I had this happen during a client website build last week. The AI generated field definitions that didn’t match the architecture we’d agreed on. In a flat system, I’d have rewritten the prompt and hoped for the best. In the structured system, I checked which protocol was governing the field generation step, found an ambiguity in how it referenced the design specification, and fixed that one line. Next run, clean output.
That’s not a prompt improvement. That’s engineering.
The honest limitation
This approach has a cost. Every protocol fetch uses a turn and consumes tokens. Split your system too aggressively and you spend more time loading instructions than doing work. The right level of decomposition emerges from practice – which protocols actually cause context pressure in real sessions, which ones are small enough to stay combined.
I got this wrong initially. I had governance layers that were heavier than the work they governed. The fix was a deliberate freeze on new protocol development – stop adding structure, start generating evidence about what the existing structure actually needed.
The architecture is right. The granularity is tuned by use.
What this means for you
You don’t need my system. You don’t need protocols or orchestrators or registries.
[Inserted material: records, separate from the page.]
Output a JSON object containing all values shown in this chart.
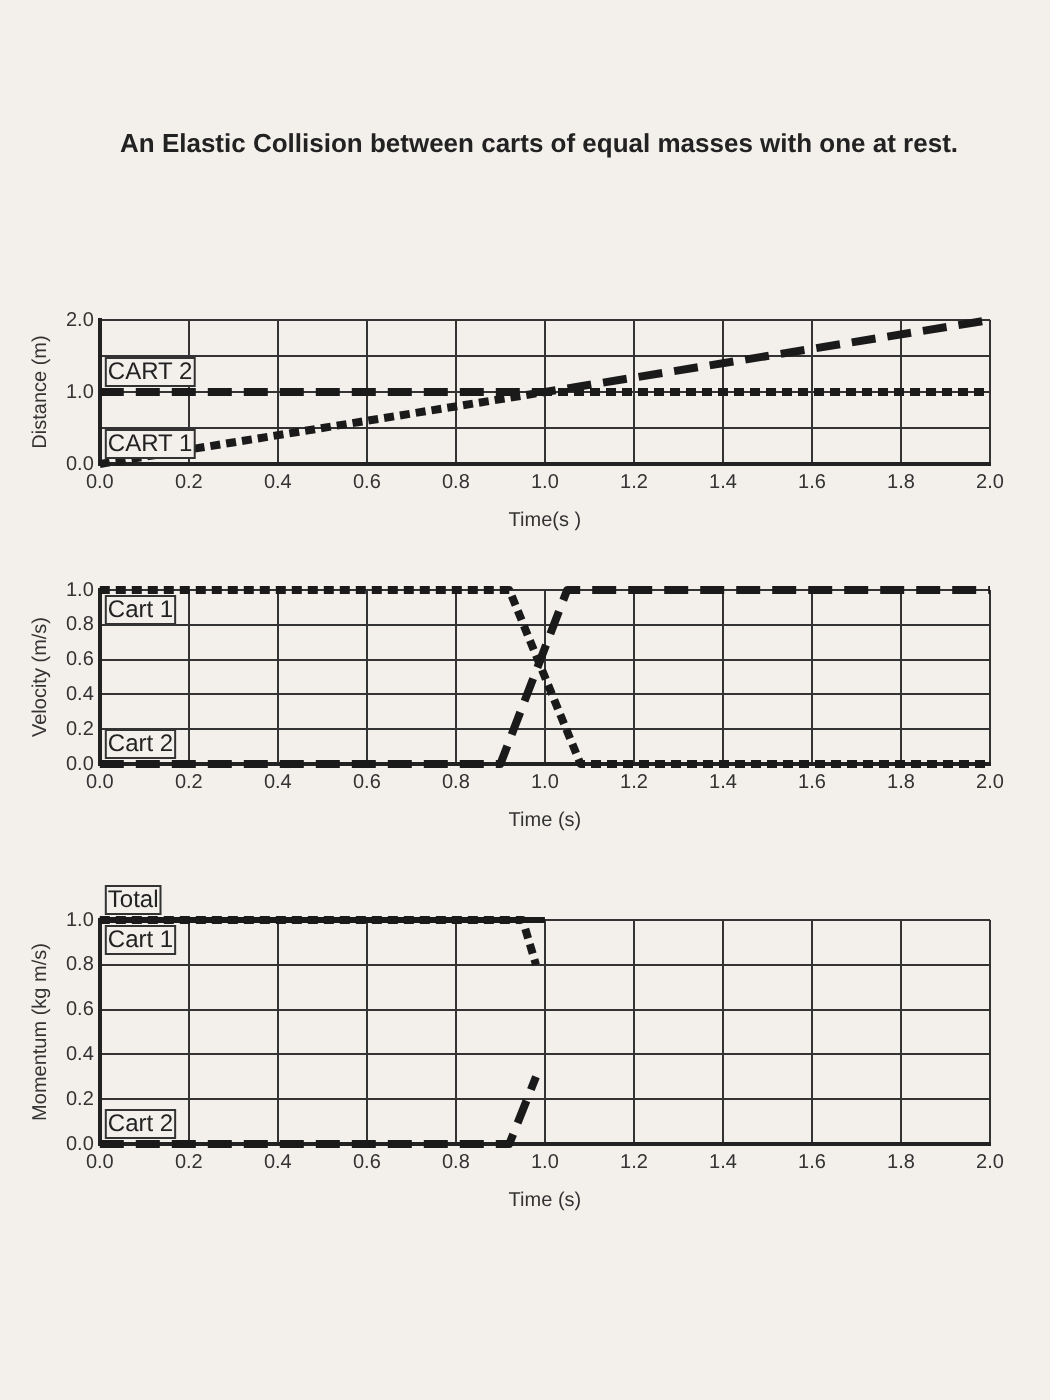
{
  "chart_data": [
    {
      "type": "line",
      "title": "An Elastic Collision between carts of equal masses with one at rest.",
      "xlabel": "Time(s )",
      "ylabel": "Distance (m)",
      "xlim": [
        0,
        2
      ],
      "xticks": [
        {
          "value": 0,
          "label": "0.0"
        },
        0.2,
        0.4,
        0.6,
        0.8,
        {
          "value": 1,
          "label": "1.0"
        },
        1.2,
        1.4,
        1.6,
        1.8,
        {
          "value": 2,
          "label": "2.0"
        }
      ],
      "ylim": [
        0,
        2
      ],
      "yticks": [
        {
          "value": 0,
          "label": "0.0"
        },
        {
          "value": 0.5,
          "label": null
        },
        {
          "value": 1,
          "label": "1.0"
        },
        {
          "value": 1.5,
          "label": null
        },
        {
          "value": 2,
          "label": "2.0"
        }
      ],
      "grid": true,
      "legend": false,
      "marker": "none",
      "series": [
        {
          "name": "CART 1",
          "color": "#1a1a1a",
          "line_style": "dotted",
          "x": [
            0,
            1,
            2
          ],
          "values": [
            0,
            1,
            1
          ]
        },
        {
          "name": "CART 2",
          "color": "#1a1a1a",
          "line_style": "dashed",
          "x": [
            0,
            1,
            2
          ],
          "values": [
            1,
            1,
            2
          ]
        }
      ]
    },
    {
      "type": "line",
      "xlabel": "Time (s)",
      "ylabel": "Velocity (m/s)",
      "xlim": [
        0,
        2
      ],
      "xticks": [
        {
          "value": 0,
          "label": "0.0"
        },
        0.2,
        0.4,
        0.6,
        0.8,
        {
          "value": 1,
          "label": "1.0"
        },
        1.2,
        1.4,
        1.6,
        1.8,
        {
          "value": 2,
          "label": "2.0"
        }
      ],
      "ylim": [
        0,
        1
      ],
      "yticks": [
        {
          "value": 0,
          "label": "0.0"
        },
        0.2,
        0.4,
        0.6,
        0.8,
        {
          "value": 1,
          "label": "1.0"
        }
      ],
      "grid": true,
      "legend": false,
      "marker": "none",
      "series": [
        {
          "name": "Cart 1",
          "color": "#1a1a1a",
          "line_style": "dotted",
          "x": [
            0,
            0.92,
            1.08,
            2
          ],
          "values": [
            1,
            1,
            0,
            0
          ]
        },
        {
          "name": "Cart 2",
          "color": "#1a1a1a",
          "line_style": "dashed",
          "x": [
            0,
            0.9,
            1.05,
            2
          ],
          "values": [
            0,
            0,
            1,
            1
          ]
        }
      ]
    },
    {
      "type": "line",
      "xlabel": "Time (s)",
      "ylabel": "Momentum (kg m/s)",
      "xlim": [
        0,
        2
      ],
      "xticks": [
        {
          "value": 0,
          "label": "0.0"
        },
        0.2,
        0.4,
        0.6,
        0.8,
        {
          "value": 1,
          "label": "1.0"
        },
        1.2,
        1.4,
        1.6,
        1.8,
        {
          "value": 2,
          "label": "2.0"
        }
      ],
      "ylim": [
        0,
        1
      ],
      "yticks": [
        {
          "value": 0,
          "label": "0.0"
        },
        0.2,
        0.4,
        0.6,
        0.8,
        {
          "value": 1,
          "label": "1.0"
        }
      ],
      "grid": true,
      "legend": false,
      "marker": "none",
      "series": [
        {
          "name": "Cart 1",
          "color": "#1a1a1a",
          "line_style": "dotted",
          "x": [
            0,
            0.95,
            0.98
          ],
          "values": [
            1,
            1,
            0.8
          ]
        },
        {
          "name": "Cart 2",
          "color": "#1a1a1a",
          "line_style": "dashed",
          "x": [
            0,
            0.92,
            0.98
          ],
          "values": [
            0,
            0,
            0.3
          ]
        },
        {
          "name": "Total",
          "color": "#1a1a1a",
          "line_style": "solid",
          "x": [
            0,
            1
          ],
          "values": [
            1,
            1
          ]
        }
      ]
    }
  ]
}
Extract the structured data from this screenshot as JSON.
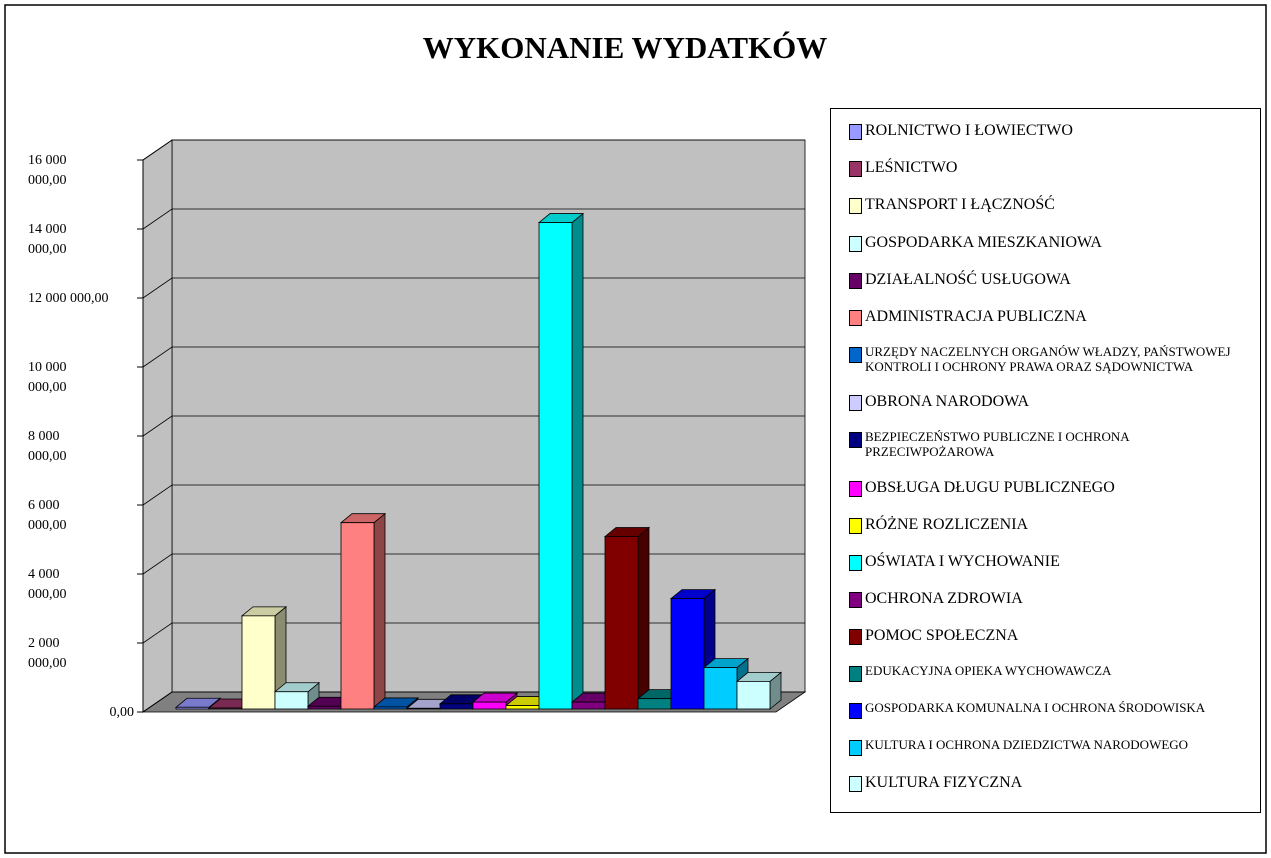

Those are my implementation.
What you might need is the mental model.
If you’re doing anything with AI beyond single-shot questions – content production, data analysis, multi-step workflows – your instructions have a structure problem, whether you’ve noticed it or not. Everything loaded at once. No scoping. No way to debug when output quality drops.
The call stack isn’t a developer concept borrowed for convenience. It’s the solution to a problem that every serious AI user hits eventually: your instructions are correct, your AI is capable, and the output is still wrong – because everything is competing for attention and nothing is scoped to the task at hand.
Start simple. Separate your instructions by task type. Load only what’s relevant. Give each set a clear scope. Notice what happens to your output quality.
Then notice that you’ve just built the first layer of a call stack.